Bitcoin (BTC) miners have pocketed over $5 million from creating nonfungible tokens (NFT) inscriptions using the Ordinals protocol.
Transaction fees for Ordinals transactions exploded 240% from $1.5 million on March 10 to 5.2 million by April 12, according to Dune Analytics data.
The rise came on the back of a relatively slow period between Feb. 16 and March 10, from $1 million to $1.5 million. Before that, fees hit the $1 million mark within the first four weeks of the Ordinals protocol launching on Jan 21.
Nearly 1.1 million Ordinals have been inscribed on the Bitcoin network, mostly comprising JPEG images and text but also consisting of PDFs, video and audio formats.
Roughly 100 to 500 inscriptions are processed in each Bitcoin block, which usually contains between 2,000 and 3,000 transactions. Block 783,758 on April 3 saw a record 3,785 inscriptions, representing nearly 87% of the entire block.
Reddit’s Gen 3 NFTs plagued by botting claims
Online community platform Reddit launched its third batch (Gen 3) of NFTs on April 12 — a “Futures Realities Collection” of collectible avatars created by over 100 artists.

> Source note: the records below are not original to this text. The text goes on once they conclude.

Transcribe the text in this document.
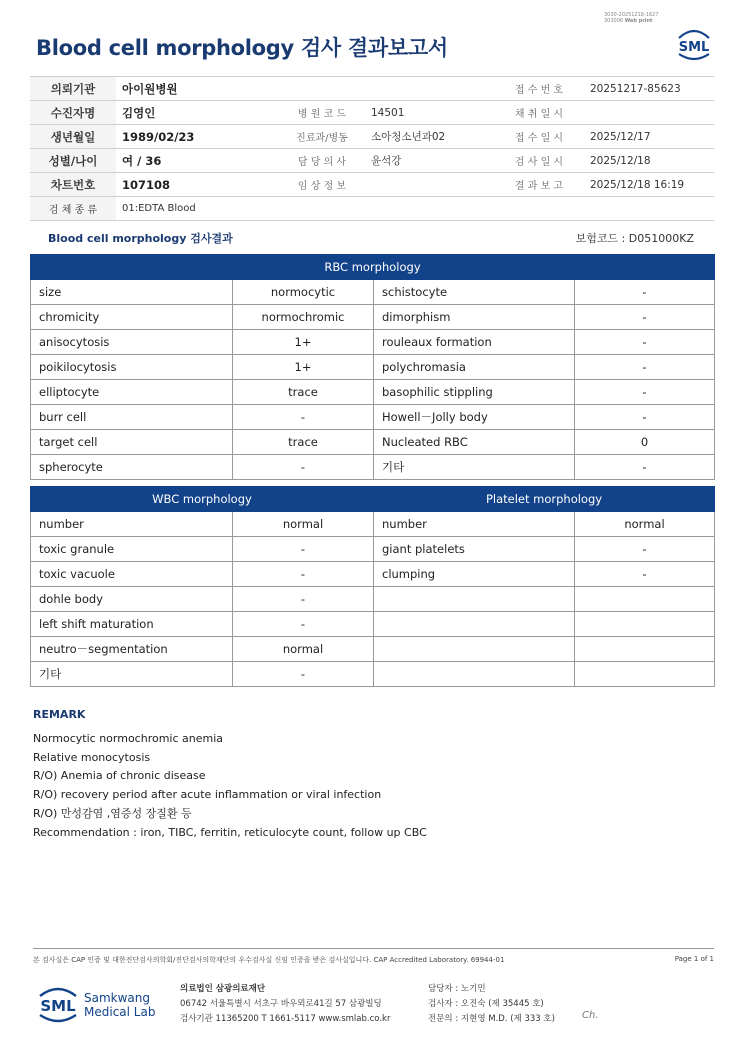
Blood cell morphology 검사 결과보고서
3030-20251218-1627
303006 Web print
SML
의뢰기관	아이원병원			접 수 번 호	20251217-85623
수진자명	김영인	병 원 코 드	14501	채 취 일 시	
생년월일	1989/02/23	진료과/병동	소아청소년과02	접 수 일 시	2025/12/17
성별/나이	여 / 36	담 당 의 사	윤석강	검 사 일 시	2025/12/18
차트번호	107108	임 상 정 보		결 과 보 고	2025/12/18 16:19
검 체 종 류	01:EDTA Blood				
Blood cell morphology 검사결과	보험코드 : D051000KZ
RBC morphology			
size	normocytic	schistocyte	-
chromicity	normochromic	dimorphism	-
anisocytosis	1+	rouleaux formation	-
poikilocytosis	1+	polychromasia	-
elliptocyte	trace	basophilic stippling	-
burr cell	-	Howell－Jolly body	-
target cell	trace	Nucleated RBC	0
spherocyte	-	기타	-
WBC morphology		Platelet morphology	
number	normal	number	normal
toxic granule	-	giant platelets	-
toxic vacuole	-	clumping	-
dohle body	-		
left shift maturation	-		
neutro－segmentation	normal		
기타	-		
REMARK
Normocytic normochromic anemia
Relative monocytosis
R/O) Anemia of chronic disease
R/O) recovery period after acute inflammation or viral infection
R/O) 만성감염 ,염증성 장질환 등
Recommendation : iron, TIBC, ferritin, reticulocyte count, follow up CBC
본 검사실은 CAP 인증 및 대한진단검사의학회/진단검사의학재단의 우수검사실 신임 인증을 받은 검사실입니다. CAP Accredited Laboratory. 69944-01	Page 1 of 1
SML Samkwang
Medical Lab
의료법인 삼광의료재단
06742 서울특별시 서초구 바우뫼로41길 57 삼광빌딩
검사기관 11365200 T 1661-5117 www.smlab.co.kr
담당자 : 노기민
검사자 : 오진숙 (제 35445 호)
전문의 : 지현영 M.D. (제 333 호)	Ch.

Reddit explained in its announcement that the artists behind each limited edition Avatar will receive royalties upon each sale, and no cryptocurrency was needed to purchase them.
However, the release didn’t come without issues. Many Reddit users claimed they missed out on the sale because spam bots swooped in almost instantly.
Many also believe the bots were the reason behind Reddit’s NFT shop crashing shortly after launch.
“They didn’t incorporate any type of spam or bot prevention, like a simple captcha. Of course the site got overloaded,” one user wrote, with another remarking there was “no way you guys didn’t even think of stopping bots during this drop.“
Twitter user “Pastel Alpha” tweeted they managed to get “a good amount” of the NFTs “even though the site completely died” and thanked its “bot partners” for helping with its haul.
Adidas releases first in series of dynamic NFTs
Shoe brand Adidas has released the first leg of its latest dynamic NFT collection, “ALTs by Adidas,” the latest move by the company in its quest to expand its NFT ecosystem.
The dynamic NFTs will evolve based on the decisions and engagement of the owner, according to an announcement on April 11, which described the collection as the “first step” toward owning an “ALTS by Adidas” identity.
The floor price of each Adidas NFT is 0.666 Ether (ETH) ($1,275) and has raked in 351 ETH ($672,000) in trading volume so far. There are now 8,989 owners, 56% of them unique.
There are 16,000 items in total, and the creators take a 10% cut of each sale.
Collectors must buy and burn phases 1 and 2 of Adidas’ “Into the Metaverse” tokens to receive the ALTS by Adidas NFT.
Be nonfungible, my friend: Bruce Lee enters Web3
An NFT collection commemorating the late kung-fu fighter and movie star Bruce “Little Dragon” Lee has been released by the Bruce Lee Estate in partnership with Shibuya, an NFT-driven video platform.
Plans for the release were revealed on April 11 when Lee’s Twitter account, managed by his family, shared an old video clip of Lee, transforming him into an animated version of himself.
The NFTs sold at a starting price of 0.008 ETH ($15), with 13,907 minted in the first 24 hours, totaling over $205,000, according to its smart contract address on Etherscan.
The NFTs were drawn by artist Emily “pplpleasr” Yang and were designed by Shannon Lee — Bruce Lee’s daughter.
Despite it being an “open edition” collection, collectors can only mint a maximum of 100 of the NFTs.
Other Nifty News
NFT marketplace OpenSea launched “OpenSea Pro” last week, a new, specialized NFT marketplace aggregator aimed at serving the needs of professional NFT traders. The service was made possible by OpenSea’s acquisition of fellow NFT aggregator Gem in April 2022.
An NFT trader “fat-fingered” a bid for a free NFT, buying it at 100 Ether ($191,000). The token was part of NFT marketplace OpenSea’s Gemesis NFT collection to commemorate the launch of OpenSea Pro on April 4. Some believe the trader meant to bid the token for $100 instead.